Like many things in life, part 1 of this SDR series was not without struggles. My first order was for an SI5351 board that was made in China with a purple PCB with the “brand” CJMCU on the back of it. Many different sellers sell this board for around $8. However, I could not get the first board to work- it put out some kind of signal, but it was very jittery. So I ordered a second board, and it was jittery too (so bad I can’t show it in a picture). At this point, I wondered if I was doing something wrong, because what is the likelihood that I would get two parts bad in a row? I spent hours trying multiple libraries and even started trying different combinations of 5V and 3.3V power supplies and logic levels. Nothing worked. Here’s a picture of the bad board, so you know what to avoid.

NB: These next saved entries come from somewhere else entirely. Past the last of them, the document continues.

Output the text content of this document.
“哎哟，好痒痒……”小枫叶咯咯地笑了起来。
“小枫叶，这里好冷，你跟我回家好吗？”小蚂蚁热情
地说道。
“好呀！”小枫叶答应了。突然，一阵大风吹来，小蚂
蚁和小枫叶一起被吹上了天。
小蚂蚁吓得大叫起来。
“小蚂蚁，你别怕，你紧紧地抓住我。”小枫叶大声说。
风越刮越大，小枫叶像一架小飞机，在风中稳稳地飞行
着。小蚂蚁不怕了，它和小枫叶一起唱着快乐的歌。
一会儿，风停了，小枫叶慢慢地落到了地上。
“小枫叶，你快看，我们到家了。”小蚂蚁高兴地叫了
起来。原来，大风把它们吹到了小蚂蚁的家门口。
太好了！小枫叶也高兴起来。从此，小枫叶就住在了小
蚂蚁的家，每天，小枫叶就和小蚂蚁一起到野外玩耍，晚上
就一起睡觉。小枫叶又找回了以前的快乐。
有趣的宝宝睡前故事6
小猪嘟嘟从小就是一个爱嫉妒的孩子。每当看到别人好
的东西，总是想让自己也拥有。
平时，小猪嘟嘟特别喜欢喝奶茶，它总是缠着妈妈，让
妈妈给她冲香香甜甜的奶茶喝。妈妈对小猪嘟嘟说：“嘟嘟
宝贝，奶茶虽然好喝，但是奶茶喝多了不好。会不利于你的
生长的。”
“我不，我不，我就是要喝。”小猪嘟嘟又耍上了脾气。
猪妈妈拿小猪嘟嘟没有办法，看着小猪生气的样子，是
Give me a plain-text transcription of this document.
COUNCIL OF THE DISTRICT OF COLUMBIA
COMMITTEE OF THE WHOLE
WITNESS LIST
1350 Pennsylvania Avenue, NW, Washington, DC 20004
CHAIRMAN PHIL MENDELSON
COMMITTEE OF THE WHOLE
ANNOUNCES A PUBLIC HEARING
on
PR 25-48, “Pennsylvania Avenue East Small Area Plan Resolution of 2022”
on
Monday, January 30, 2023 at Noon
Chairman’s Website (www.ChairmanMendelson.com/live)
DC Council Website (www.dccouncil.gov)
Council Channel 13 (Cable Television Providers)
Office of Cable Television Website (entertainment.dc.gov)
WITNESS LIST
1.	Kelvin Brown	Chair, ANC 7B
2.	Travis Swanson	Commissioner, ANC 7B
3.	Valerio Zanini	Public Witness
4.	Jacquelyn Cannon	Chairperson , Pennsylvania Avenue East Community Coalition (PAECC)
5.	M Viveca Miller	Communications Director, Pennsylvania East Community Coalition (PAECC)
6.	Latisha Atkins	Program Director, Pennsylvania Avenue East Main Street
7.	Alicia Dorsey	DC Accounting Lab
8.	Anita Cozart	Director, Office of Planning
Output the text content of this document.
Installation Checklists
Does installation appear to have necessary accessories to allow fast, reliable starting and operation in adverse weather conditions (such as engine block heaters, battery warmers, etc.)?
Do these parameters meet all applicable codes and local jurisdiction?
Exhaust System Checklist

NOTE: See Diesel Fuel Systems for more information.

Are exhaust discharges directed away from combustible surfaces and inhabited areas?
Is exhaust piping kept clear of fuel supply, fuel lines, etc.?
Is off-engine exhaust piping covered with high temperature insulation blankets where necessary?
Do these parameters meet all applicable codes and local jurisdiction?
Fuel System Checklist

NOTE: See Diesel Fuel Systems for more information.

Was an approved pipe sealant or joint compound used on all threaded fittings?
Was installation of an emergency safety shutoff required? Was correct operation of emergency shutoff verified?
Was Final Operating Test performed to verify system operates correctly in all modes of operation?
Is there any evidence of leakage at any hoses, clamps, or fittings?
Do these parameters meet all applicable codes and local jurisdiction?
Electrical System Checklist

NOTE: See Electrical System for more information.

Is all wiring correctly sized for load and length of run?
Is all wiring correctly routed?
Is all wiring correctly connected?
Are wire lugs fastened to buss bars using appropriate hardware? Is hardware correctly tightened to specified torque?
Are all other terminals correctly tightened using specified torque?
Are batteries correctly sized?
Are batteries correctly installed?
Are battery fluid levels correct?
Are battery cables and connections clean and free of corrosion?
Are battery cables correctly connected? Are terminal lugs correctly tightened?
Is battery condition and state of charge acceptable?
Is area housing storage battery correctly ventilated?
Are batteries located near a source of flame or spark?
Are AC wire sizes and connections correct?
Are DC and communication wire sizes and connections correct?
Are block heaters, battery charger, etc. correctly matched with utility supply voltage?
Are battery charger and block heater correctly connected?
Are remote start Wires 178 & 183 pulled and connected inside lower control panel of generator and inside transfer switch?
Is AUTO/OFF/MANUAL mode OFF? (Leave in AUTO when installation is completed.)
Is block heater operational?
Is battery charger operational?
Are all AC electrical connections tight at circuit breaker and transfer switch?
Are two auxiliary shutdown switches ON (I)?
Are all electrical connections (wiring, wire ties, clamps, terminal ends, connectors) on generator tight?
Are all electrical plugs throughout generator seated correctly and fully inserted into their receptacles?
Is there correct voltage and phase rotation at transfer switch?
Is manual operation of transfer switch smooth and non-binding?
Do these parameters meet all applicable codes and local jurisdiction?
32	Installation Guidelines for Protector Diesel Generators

Since I needed to get the clock source working to build the rest of the radio around, I ordered a three-pack of SI5351 boards from another seller, and only one of them worked right. But that confirmed to me that it wasn’t my mistake that the first two didn’t work, and I had wasted several hours troubleshooting broken parts. If you’re keeping track, I am up to five SI5351 boards and only one worked right. After gaining confidence that I was giving them the proper power supply and right control signals (we’ll talk about I2C in a part about the software or the Pi Pico I suppose), I went back and tried to diagnose the problem with other boards. The first two of the boards had a bad crystal, so the SI5351 was making nonsense (the jittery signal mentioned earlier). One of the boards in the three-pack had one bad clock output, but two of them seemed fine- but this is one click too few for OscarSDR. One of the boards in the three-pack did not have a functioning I2C bus. For the reader to keep track, the purple SI5351 boards have a 20% success rate by my estimate. The picture below is what a dead crystal looks like on an oscilloscope.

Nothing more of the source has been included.